School as we do it at my school goes far, far beyond the 3R’s, but words and numbers remain at the center of success both in and out of school. And games are a great way to cultivate them—with sociability, fun, challenge and discovery about how each of these human faculties work. I recently discovered a cafĂ© near my house that is piled high with Board games and folks go to play with friends or strangers. Fun! It’s on my list of new things to do in San Francisco.
Any good English teacher will tell you to stick with one theme and develop it and resist too many side roads. I began wanting to simply praise games as a great way to be with people and develop one’s intelligence. But thinking about Rhyme and Reason enticed me down a dark path that we need to light up with our continued concern and understanding.

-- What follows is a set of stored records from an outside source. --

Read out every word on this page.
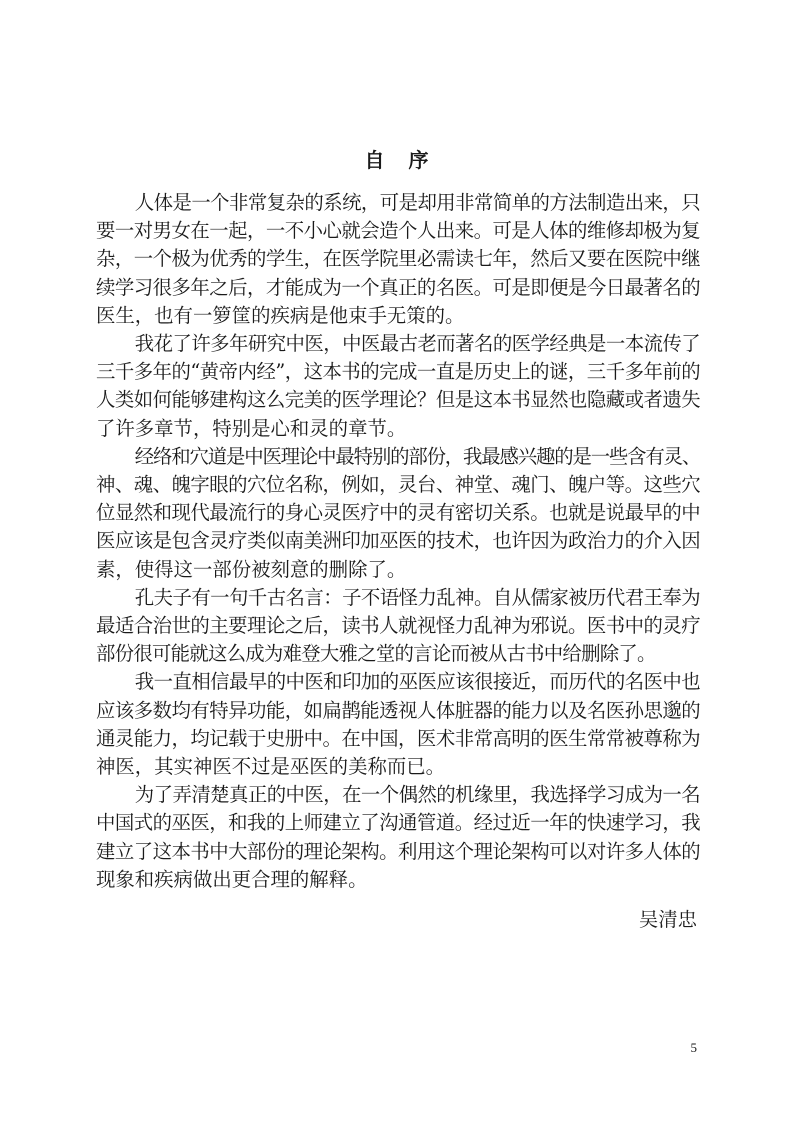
自 序
人体是一个非常复杂的系统，可是却用非常简单的方法制造出来，只
要一对男女在一起，一不小心就会造个人出来。可是人体的维修却极为复
杂，一个极为优秀的学生，在医学院里必需读七年，然后又要在医院中继
续学习很多年之后，才能成为一个真正的名医。可是即便是今日最著名的
医生，也有一箩筐的疾病是他束手无策的。
我花了许多年研究中医，中医最古老而著名的医学经典是一本流传了
三千多年的“黄帝内经”，这本书的完成一直是历史上的谜，三千多年前的
人类如何能够建构这么完美的医学理论？但是这本书显然也隐藏或者遗失
了许多章节，特别是心和灵的章节。
经络和穴道是中医理论中最特别的部份，我最感兴趣的是一些含有灵、
神、魂、魄字眼的穴位名称，例如，灵台、神堂、魂门、魄户等。这些穴
位显然和现代最流行的身心灵医疗中的灵有密切关系。也就是说最早的中
医应该是包含灵疗类似南美洲印加巫医的技术，也许因为政治力的介入因
素，使得这一部份被刻意的删除了。
孔夫子有一句千古名言：子不语怪力乱神。自从儒家被历代君王奉为
最适合治世的主要理论之后，读书人就视怪力乱神为邪说。医书中的灵疗
部份很可能就这么成为难登大雅之堂的言论而被从古书中给删除了。
我一直相信最早的中医和印加的巫医应该很接近，而历代的名医中也
应该多数均有特异功能，如扁鹊能透视人体脏器的能力以及名医孙思邈的
通灵能力，均记载于史册中。在中国，医术非常高明的医生常常被尊称为
神医，其实神医不过是巫医的美称而已。
为了弄清楚真正的中医，在一个偶然的机缘里，我选择学习成为一名
中国式的巫医，和我的上师建立了沟通管道。经过近一年的快速学习，我
建立了这本书中大部份的理论架构。利用这个理论架构可以对许多人体的
现象和疾病做出更合理的解释。
吴清忠
5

In short, our recent play version of The Phantom Tollbooth talks about the banishment of Rhyme and Reason from the land and the chaos that results. Written in 1961, its warnings remain so sadly relevant. Here we are with a so-called leader who not only displays a 2-year old emotional intelligence with his tantrums and an ADHD 4-year old level of impulse control with his tweets, but also models an impaired Rhyme faculty with his 2nd-4thgrade vocabulary and command of language and an incapacity for Reason with his climate change denials, also at a level with… well, I don’t want to insult the 2nd-4thgraders. As above, so below— a cardinal truth of leadership and how it can lift up and inspire or dumb down and give power to ignorance and stupidity. Amidst the complete lack of any moral compass, this ongoing flogging of Rhyme and Reason is just one of the many ways we are suffering.
But we flexible humans also have the capacity to resist and refuse, to rise beyond bad models, to awaken amidst all of Fox News’ attempts to put us to sleep and I hope these resolves will be at the top of most (why not all?) American’s New Year’s Resolutions.
Meanwhile, I’m going to play cards with my grandchildren.